The most important red flag to look for in the data release will be any mention of an analysis based on a per-protocol population rather than an ITT population. Per protocol analyses tend to omit patients who were randomized but unable to undergo the procedure. In this case, it would primarily be patients from whom the cell preparation could not be reliably extracted and/or propagated for reinjection. There is a long history demonstrating the importance of ITT analyses over PP analyses, and this blog won’t try to re-enact those lessons.

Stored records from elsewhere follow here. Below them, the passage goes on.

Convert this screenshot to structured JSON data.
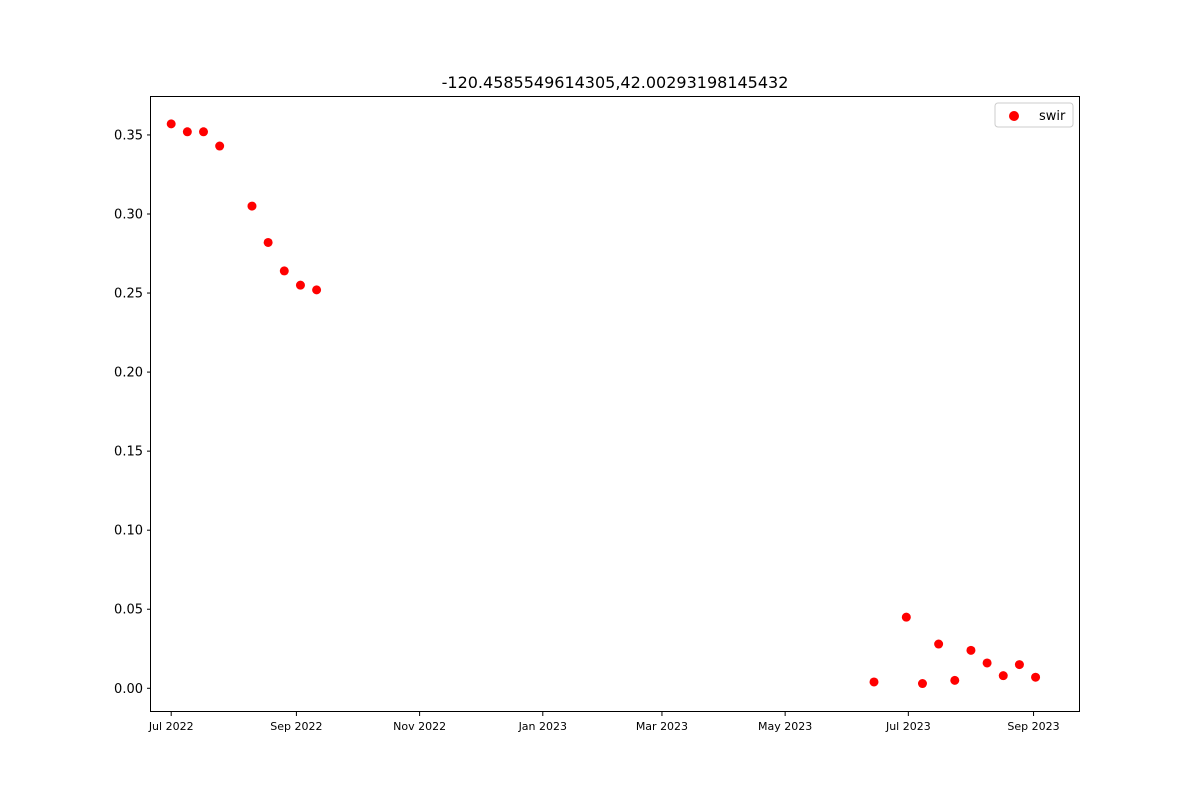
{
  "chart_data": {
    "type": "scatter",
    "title": "-120.4585549614305,42.00293198145432",
    "xlabel": "",
    "ylabel": "",
    "x_axis": "date",
    "xlim": [
      "2022-06-21",
      "2023-09-24"
    ],
    "ylim": [
      -0.015,
      0.374
    ],
    "grid": false,
    "legend_placement": "top-right",
    "yticks": [
      0.0,
      0.05,
      0.1,
      0.15,
      0.2,
      0.25,
      0.3,
      0.35
    ],
    "ytick_labels": [
      "0.00",
      "0.05",
      "0.10",
      "0.15",
      "0.20",
      "0.25",
      "0.30",
      "0.35"
    ],
    "xticks": [
      "2022-07-01",
      "2022-09-01",
      "2022-11-01",
      "2023-01-01",
      "2023-03-01",
      "2023-05-01",
      "2023-07-01",
      "2023-09-01"
    ],
    "xtick_labels": [
      "Jul 2022",
      "Sep 2022",
      "Nov 2022",
      "Jan 2023",
      "Mar 2023",
      "May 2023",
      "Jul 2023",
      "Sep 2023"
    ],
    "series": [
      {
        "name": "swir",
        "color": "#ff0000",
        "points": [
          {
            "x": "2022-07-01",
            "y": 0.357
          },
          {
            "x": "2022-07-09",
            "y": 0.352
          },
          {
            "x": "2022-07-17",
            "y": 0.352
          },
          {
            "x": "2022-07-25",
            "y": 0.343
          },
          {
            "x": "2022-08-10",
            "y": 0.305
          },
          {
            "x": "2022-08-18",
            "y": 0.282
          },
          {
            "x": "2022-08-26",
            "y": 0.264
          },
          {
            "x": "2022-09-03",
            "y": 0.255
          },
          {
            "x": "2022-09-11",
            "y": 0.252
          },
          {
            "x": "2023-06-14",
            "y": 0.004
          },
          {
            "x": "2023-06-30",
            "y": 0.045
          },
          {
            "x": "2023-07-08",
            "y": 0.003
          },
          {
            "x": "2023-07-16",
            "y": 0.028
          },
          {
            "x": "2023-07-24",
            "y": 0.005
          },
          {
            "x": "2023-08-01",
            "y": 0.024
          },
          {
            "x": "2023-08-09",
            "y": 0.016
          },
          {
            "x": "2023-08-17",
            "y": 0.008
          },
          {
            "x": "2023-08-25",
            "y": 0.015
          },
          {
            "x": "2023-09-02",
            "y": 0.007
          }
        ]
      }
    ]
  }
}
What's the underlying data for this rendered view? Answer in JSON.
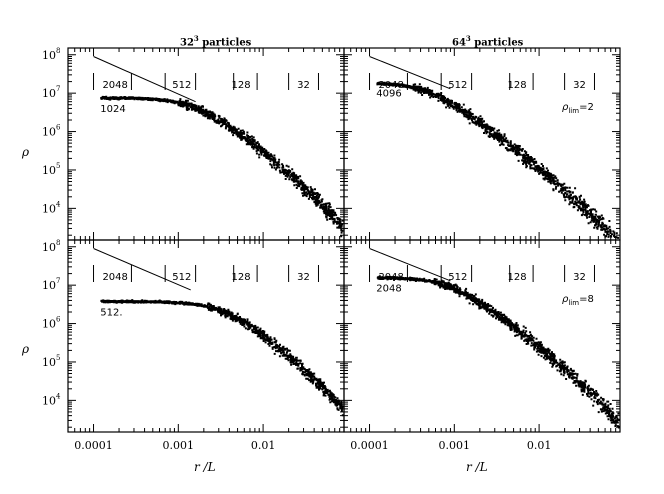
{
  "titles": {
    "left": {
      "text": "32",
      "sup": "3",
      "rest": " particles"
    },
    "right": {
      "text": "64",
      "sup": "3",
      "rest": " particles"
    }
  },
  "axis": {
    "xlabel": "r /L",
    "ylabel": "ρ",
    "x_ticks": [
      "0.0001",
      "0.001",
      "0.01"
    ],
    "y_ticks": [
      {
        "base": "10",
        "exp": "8"
      },
      {
        "base": "10",
        "exp": "7"
      },
      {
        "base": "10",
        "exp": "6"
      },
      {
        "base": "10",
        "exp": "5"
      },
      {
        "base": "10",
        "exp": "4"
      }
    ]
  },
  "chart_data": [
    {
      "type": "scatter",
      "panel": "top-left",
      "xscale": "log",
      "yscale": "log",
      "xlim": [
        5e-05,
        0.09
      ],
      "ylim": [
        1500,
        150000000
      ],
      "core_label": "1024",
      "core_density": 8000000,
      "core_end": 0.0014,
      "mark_labels": [
        "2048",
        "512",
        "128",
        "32"
      ],
      "mark_x": [
        0.0001,
        0.00028,
        0.0007,
        0.0016,
        0.0045,
        0.0085,
        0.02,
        0.045
      ],
      "label_x": [
        0.00018,
        0.0011,
        0.0055,
        0.03
      ],
      "line": {
        "x": [
          0.0001,
          0.0016
        ],
        "y": [
          90000000,
          6000000
        ]
      }
    },
    {
      "type": "scatter",
      "panel": "top-right",
      "xscale": "log",
      "yscale": "log",
      "xlim": [
        5e-05,
        0.09
      ],
      "ylim": [
        1500,
        150000000
      ],
      "core_label": "4096",
      "core_density": 20000000,
      "core_end": 0.00045,
      "annotation": {
        "base": "ρ",
        "sub": "lim",
        "rest": "=2"
      },
      "mark_labels": [
        "2048",
        "512",
        "128",
        "32"
      ],
      "mark_x": [
        0.0001,
        0.00028,
        0.0007,
        0.0016,
        0.0045,
        0.0085,
        0.02,
        0.045
      ],
      "label_x": [
        0.00018,
        0.0011,
        0.0055,
        0.03
      ],
      "line": {
        "x": [
          0.0001,
          0.0009
        ],
        "y": [
          90000000,
          13000000
        ]
      }
    },
    {
      "type": "scatter",
      "panel": "bottom-left",
      "xscale": "log",
      "yscale": "log",
      "xlim": [
        5e-05,
        0.09
      ],
      "ylim": [
        1500,
        150000000
      ],
      "core_label": "512.",
      "core_density": 4000000,
      "core_end": 0.003,
      "mark_labels": [
        "2048",
        "512",
        "128",
        "32"
      ],
      "mark_x": [
        0.0001,
        0.00028,
        0.0007,
        0.0016,
        0.0045,
        0.0085,
        0.02,
        0.045
      ],
      "label_x": [
        0.00018,
        0.0011,
        0.0055,
        0.03
      ],
      "line": {
        "x": [
          0.0001,
          0.0014
        ],
        "y": [
          90000000,
          7500000
        ]
      }
    },
    {
      "type": "scatter",
      "panel": "bottom-right",
      "xscale": "log",
      "yscale": "log",
      "xlim": [
        5e-05,
        0.09
      ],
      "ylim": [
        1500,
        150000000
      ],
      "core_label": "2048",
      "core_density": 17000000,
      "core_end": 0.0008,
      "annotation": {
        "base": "ρ",
        "sub": "lim",
        "rest": "=8"
      },
      "mark_labels": [
        "2048",
        "512",
        "128",
        "32"
      ],
      "mark_x": [
        0.0001,
        0.00028,
        0.0007,
        0.0016,
        0.0045,
        0.0085,
        0.02,
        0.045
      ],
      "label_x": [
        0.00018,
        0.0011,
        0.0055,
        0.03
      ],
      "line": {
        "x": [
          0.0001,
          0.0009
        ],
        "y": [
          90000000,
          13000000
        ]
      }
    }
  ]
}
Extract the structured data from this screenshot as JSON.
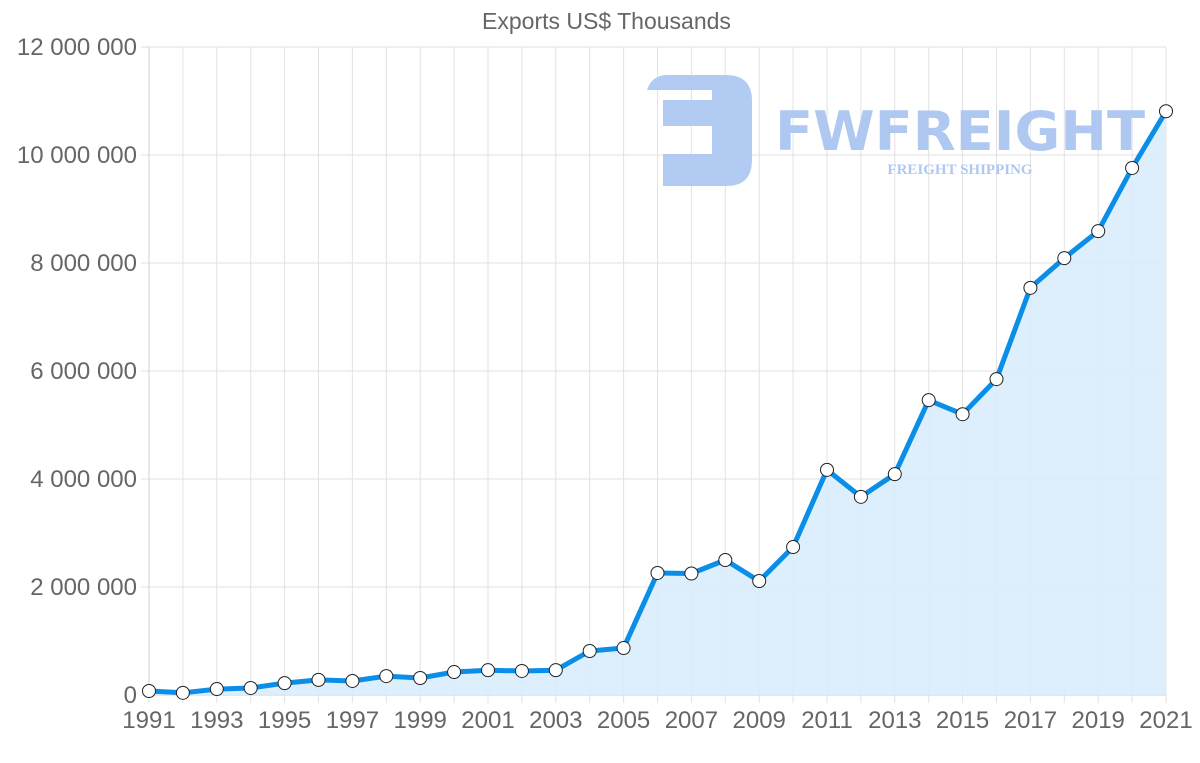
{
  "watermark": {
    "brand": "FWFREIGHT",
    "tagline": "FREIGHT SHIPPING",
    "color": "#aec8f2"
  },
  "colors": {
    "line": "#0b8ee8",
    "fill": "#d9ecfc",
    "grid": "#e2e2e2",
    "text": "#666666",
    "point_fill": "#ffffff",
    "point_stroke": "#222222"
  },
  "chart_data": {
    "type": "area",
    "title": "Exports US$ Thousands",
    "xlabel": "",
    "ylabel": "",
    "ylim": [
      0,
      12000000
    ],
    "grid": true,
    "legend": "none",
    "y_ticks": [
      "0",
      "2 000 000",
      "4 000 000",
      "6 000 000",
      "8 000 000",
      "10 000 000",
      "12 000 000"
    ],
    "x_ticks": [
      "1991",
      "1993",
      "1995",
      "1997",
      "1999",
      "2001",
      "2003",
      "2005",
      "2007",
      "2009",
      "2011",
      "2013",
      "2015",
      "2017",
      "2019",
      "2021"
    ],
    "x": [
      1991,
      1992,
      1993,
      1994,
      1995,
      1996,
      1997,
      1998,
      1999,
      2000,
      2001,
      2002,
      2003,
      2004,
      2005,
      2006,
      2007,
      2008,
      2009,
      2010,
      2011,
      2012,
      2013,
      2014,
      2015,
      2016,
      2017,
      2018,
      2019,
      2020,
      2021
    ],
    "series": [
      {
        "name": "Exports US$ Thousands",
        "values": [
          74000,
          40000,
          110000,
          130000,
          220000,
          280000,
          260000,
          350000,
          315000,
          425000,
          460000,
          445000,
          460000,
          815000,
          870000,
          2260000,
          2250000,
          2500000,
          2110000,
          2740000,
          4170000,
          3670000,
          4090000,
          5460000,
          5200000,
          5850000,
          7540000,
          8090000,
          8590000,
          9760000,
          10810000
        ]
      }
    ]
  }
}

An additional red flag will be singular mentions of statistical significance for parameters 2 through 6 listed above, with no mention of (or a trend in) parameter 1. Further still, if the primary endpoint is not explicitly disclosed and there is mention of statistical significance in a subgroup of the Chart-1 trial, that is a red flag and should be accepted as an implicit sign that the primary endpoint has failed.

To readers, this may seem an unnecessarily skeptical view of a data release. As the company has prospectively published their analysis plan for Chart-1, it would seem data release will be a simple matter of completing 9 months of follow up on the last enrollee and publishing the results. However, the company recently noted that a former board of directors member, Prof. William Wijns, will oversee data analysis and dissemination . The company notes that Dr. Wijns is a co-founder of the company.

One has to ask why a prospectively defined statistical analysis plan needs a co-founder and ex-BOD member to be appointed to oversee its execution and dissemination? In any case, being armed with clear prospective expectations of what is and isn’t a success will allow an objective assessment of the technology.